El proyecto McLaren gana el concurso de móviles autopropulsados 2019

Los 12 equipos del grado de Ingeniería Mecánica que competían diseñaron sistemas para propulsar los vehículos aprovechando la energía del agua

El equipo McLaren, ganador del concurso de móviles autopropulsados 2019, durante el lanzamiento de su avión.

Los estudiantes de primero del grado de Ingeniería Mecánica tienen cada año el reto de diseñar un sistema mecánico que propulse un vehículo con unos pasajeros muy frágiles, huevos de codorniz, para recorrer la máxima distancia posible. En la edición de este 2019, que tuvo lugar el martes 12 de junio en el campus Sescelades, la característica era que sólo podían utilizar el agua que se desprendía de unos seis metros de altura como fuente para hacer mover el mecanismo que permitiera acumular la energía y, a continuación, hacer el lanzamiento del proyectil por aire.

El equipo que más lejos logró llegar con su dispositivo (14,63 metros) fue el McLaren, integrado por los estudiantes Albert Munté, Enric Casanova, Arnau Ferré, Raúl Suárez y Félix Jerez. Estos futuros ingenieros probaron varios mecanismos hasta que comprobaron que lo que les daba mejores resultados era el que utilizan los portaaviones.

Albert Munté explica que los portaaviones tienen poca pista, por lo que los aviones tienen un mecanismo que los impulsa, “un raíl que otorga potencia al avión”. Y eso hicieron a pequeña escala: diseñar, con material reciclado, un raíl con un conjunto de muelles que se tensaban con el giro de la turbina cuando la noria se movía al recibir el impacto del agua cayendo en cascada.

Esta idea, bastante diferente de los sistemas de catapultas y ballestas que utilizaron mayoritariamente los demás concursantes, les hizo ganadores del concurso de móviles autopropulsados, a cinco metros de diferencia de los segundos mejores clasificados.
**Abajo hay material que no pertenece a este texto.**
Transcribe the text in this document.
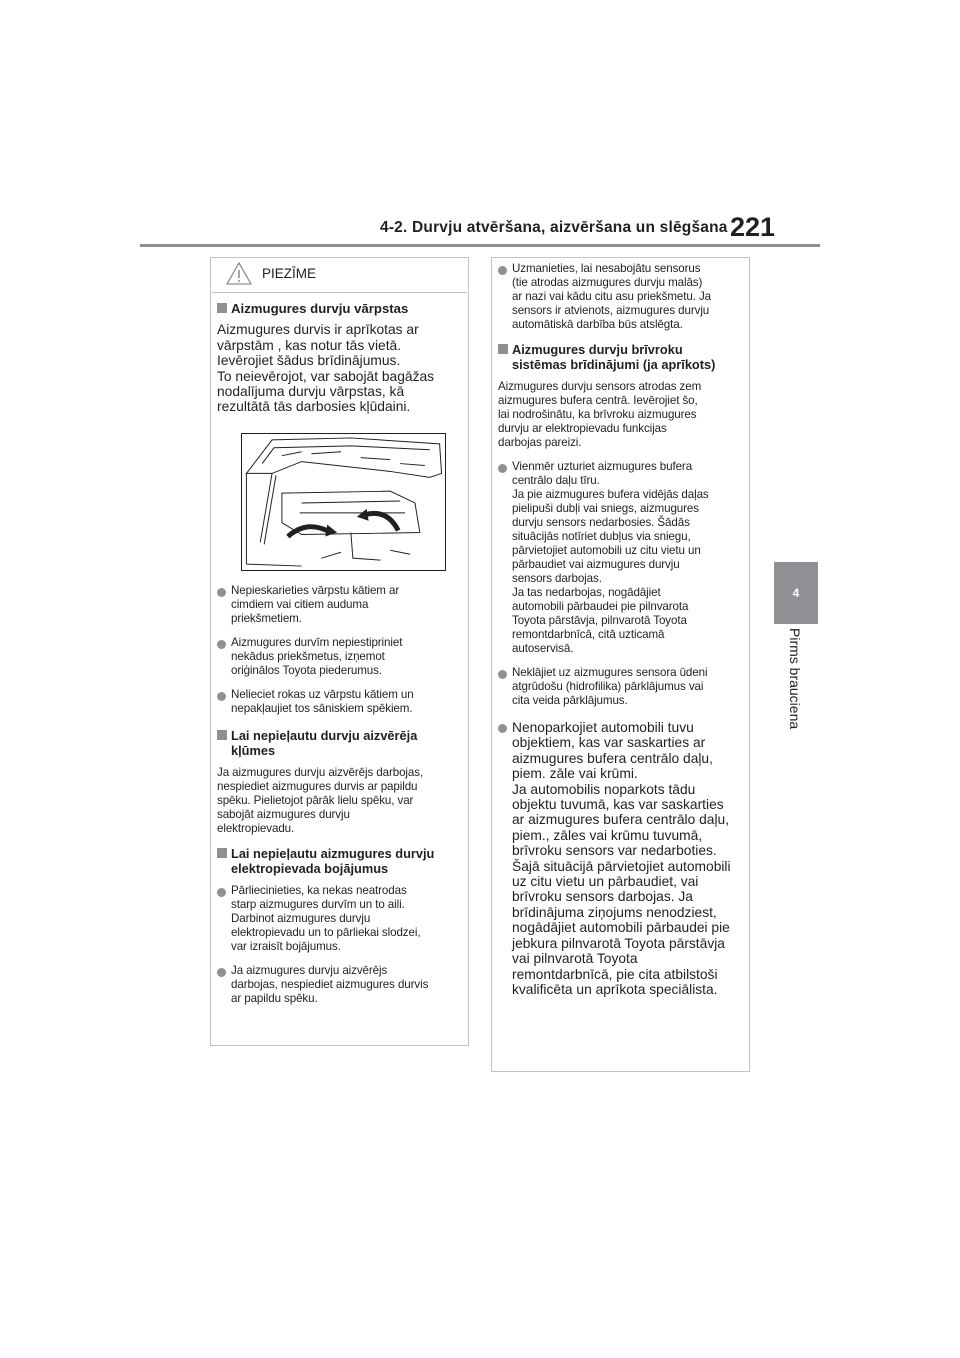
4-2. Durvju atvēršana, aizvēršana un slēgšana 221
4
Pirms brauciena
PIEZĪME
Aizmugures durvju vārpstas
Aizmugures durvis ir aprīkotas ar
vārpstām , kas notur tās vietā.
Ievērojiet šādus brīdinājumus.
To neievērojot, var sabojāt bagāžas
nodalījuma durvju vārpstas, kā
rezultātā tās darbosies kļūdaini.
Nepieskarieties vārpstu kātiem ar
cimdiem vai citiem auduma
priekšmetiem.
Aizmugures durvīm nepiestipriniet
nekādus priekšmetus, izņemot
oriģinālos Toyota piederumus.
Nelieciet rokas uz vārpstu kātiem un
nepakļaujiet tos sāniskiem spēkiem.
Lai nepieļautu durvju aizvērēja
kļūmes
Ja aizmugures durvju aizvērējs darbojas,
nespiediet aizmugures durvis ar papildu
spēku. Pielietojot pārāk lielu spēku, var
sabojāt aizmugures durvju
elektropievadu.
Lai nepieļautu aizmugures durvju
elektropievada bojājumus
Pārliecinieties, ka nekas neatrodas
starp aizmugures durvīm un to aili.
Darbinot aizmugures durvju
elektropievadu un to pārliekai slodzei,
var izraisīt bojājumus.
Ja aizmugures durvju aizvērējs
darbojas, nespiediet aizmugures durvis
ar papildu spēku.
Uzmanieties, lai nesabojātu sensorus
(tie atrodas aizmugures durvju malās)
ar nazi vai kādu citu asu priekšmetu. Ja
sensors ir atvienots, aizmugures durvju
automātiskā darbība būs atslēgta.
Aizmugures durvju brīvroku
sistēmas brīdinājumi (ja aprīkots)
Aizmugures durvju sensors atrodas zem
aizmugures bufera centrā. Ievērojiet šo,
lai nodrošinātu, ka brīvroku aizmugures
durvju ar elektropievadu funkcijas
darbojas pareizi.
Vienmēr uzturiet aizmugures bufera
centrālo daļu tīru.
Ja pie aizmugures bufera vidējās daļas
pielipuši dubļi vai sniegs, aizmugures
durvju sensors nedarbosies. Šādās
situācijās notīriet dubļus via sniegu,
pārvietojiet automobili uz citu vietu un
pārbaudiet vai aizmugures durvju
sensors darbojas.
Ja tas nedarbojas, nogādājiet
automobili pārbaudei pie pilnvarota
Toyota pārstāvja, pilnvarotā Toyota
remontdarbnīcā, citā uzticamā
autoservisā.
Neklājiet uz aizmugures sensora ūdeni
atgrūdošu (hidrofilika) pārklājumus vai
cita veida pārklājumus.
Nenoparkojiet automobili tuvu
objektiem, kas var saskarties ar
aizmugures bufera centrālo daļu,
piem. zāle vai krūmi.
Ja automobilis noparkots tādu
objektu tuvumā, kas var saskarties
ar aizmugures bufera centrālo daļu,
piem., zāles vai krūmu tuvumā,
brīvroku sensors var nedarboties.
Šajā situācijā pārvietojiet automobili
uz citu vietu un pārbaudiet, vai
brīvroku sensors darbojas. Ja
brīdinājuma ziņojums nenodziest,
nogādājiet automobili pārbaudei pie
jebkura pilnvarotā Toyota pārstāvja
vai pilnvarotā Toyota
remontdarbnīcā, pie cita atbilstoši
kvalificēta un aprīkota speciālista.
Y también les hizo merecedores del premio que otorga el Colegio de Ingenieros: un marcador láser que les permitirá medir dimensiones con precisión.

Todos los equipos participantes en el concurso de móviles autopropulsados tenían que pasar previamente una revisión de las dimensiones y mecanismos de su artefacto.
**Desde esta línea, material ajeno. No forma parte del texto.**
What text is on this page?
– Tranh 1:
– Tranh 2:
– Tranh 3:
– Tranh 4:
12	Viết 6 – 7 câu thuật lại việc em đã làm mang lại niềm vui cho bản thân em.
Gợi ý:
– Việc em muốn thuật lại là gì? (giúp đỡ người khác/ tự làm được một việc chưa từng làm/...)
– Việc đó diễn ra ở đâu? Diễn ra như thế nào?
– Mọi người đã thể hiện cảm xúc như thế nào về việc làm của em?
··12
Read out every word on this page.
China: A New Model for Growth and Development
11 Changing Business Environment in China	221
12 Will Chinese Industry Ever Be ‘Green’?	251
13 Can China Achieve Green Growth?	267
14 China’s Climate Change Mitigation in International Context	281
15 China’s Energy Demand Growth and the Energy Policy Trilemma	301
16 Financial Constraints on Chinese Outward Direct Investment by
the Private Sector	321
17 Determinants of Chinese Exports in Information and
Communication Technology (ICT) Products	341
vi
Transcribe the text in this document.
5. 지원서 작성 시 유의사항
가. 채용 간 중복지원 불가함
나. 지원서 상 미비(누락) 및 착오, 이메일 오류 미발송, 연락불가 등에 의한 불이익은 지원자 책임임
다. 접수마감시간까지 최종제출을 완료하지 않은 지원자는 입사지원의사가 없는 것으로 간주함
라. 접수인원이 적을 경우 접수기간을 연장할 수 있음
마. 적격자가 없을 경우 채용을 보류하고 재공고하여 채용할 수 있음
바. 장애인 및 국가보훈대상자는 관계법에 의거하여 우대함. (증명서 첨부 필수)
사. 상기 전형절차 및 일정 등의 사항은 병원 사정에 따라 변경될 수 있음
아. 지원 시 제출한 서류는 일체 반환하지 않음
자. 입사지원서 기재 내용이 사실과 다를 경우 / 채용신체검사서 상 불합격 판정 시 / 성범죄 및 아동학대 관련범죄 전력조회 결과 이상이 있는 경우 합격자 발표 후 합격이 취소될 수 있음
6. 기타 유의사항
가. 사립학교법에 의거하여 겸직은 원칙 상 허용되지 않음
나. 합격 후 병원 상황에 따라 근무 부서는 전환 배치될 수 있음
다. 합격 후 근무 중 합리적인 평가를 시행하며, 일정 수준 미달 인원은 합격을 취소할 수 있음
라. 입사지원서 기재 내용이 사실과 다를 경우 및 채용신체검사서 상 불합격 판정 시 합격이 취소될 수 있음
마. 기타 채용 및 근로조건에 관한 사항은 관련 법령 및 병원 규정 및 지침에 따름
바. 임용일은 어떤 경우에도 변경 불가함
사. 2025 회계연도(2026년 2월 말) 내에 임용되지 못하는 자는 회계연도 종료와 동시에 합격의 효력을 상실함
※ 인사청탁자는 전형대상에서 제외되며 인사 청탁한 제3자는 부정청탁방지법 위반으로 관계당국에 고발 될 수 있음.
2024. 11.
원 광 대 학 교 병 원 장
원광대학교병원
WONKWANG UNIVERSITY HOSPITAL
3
Los 12 equipos trabajaron en sus proyectos integrando los conocimientos de todas las asignaturas del primer curso del grado. Pensaron su diseño, hicieron los cálculos y finalmente construyeron la máquina que tenía que disparar el móvil con una trayectoria parabólica utilizando la energía del salto del agua, unos 25 litros. Todo ello, sin dañar los pasajeros.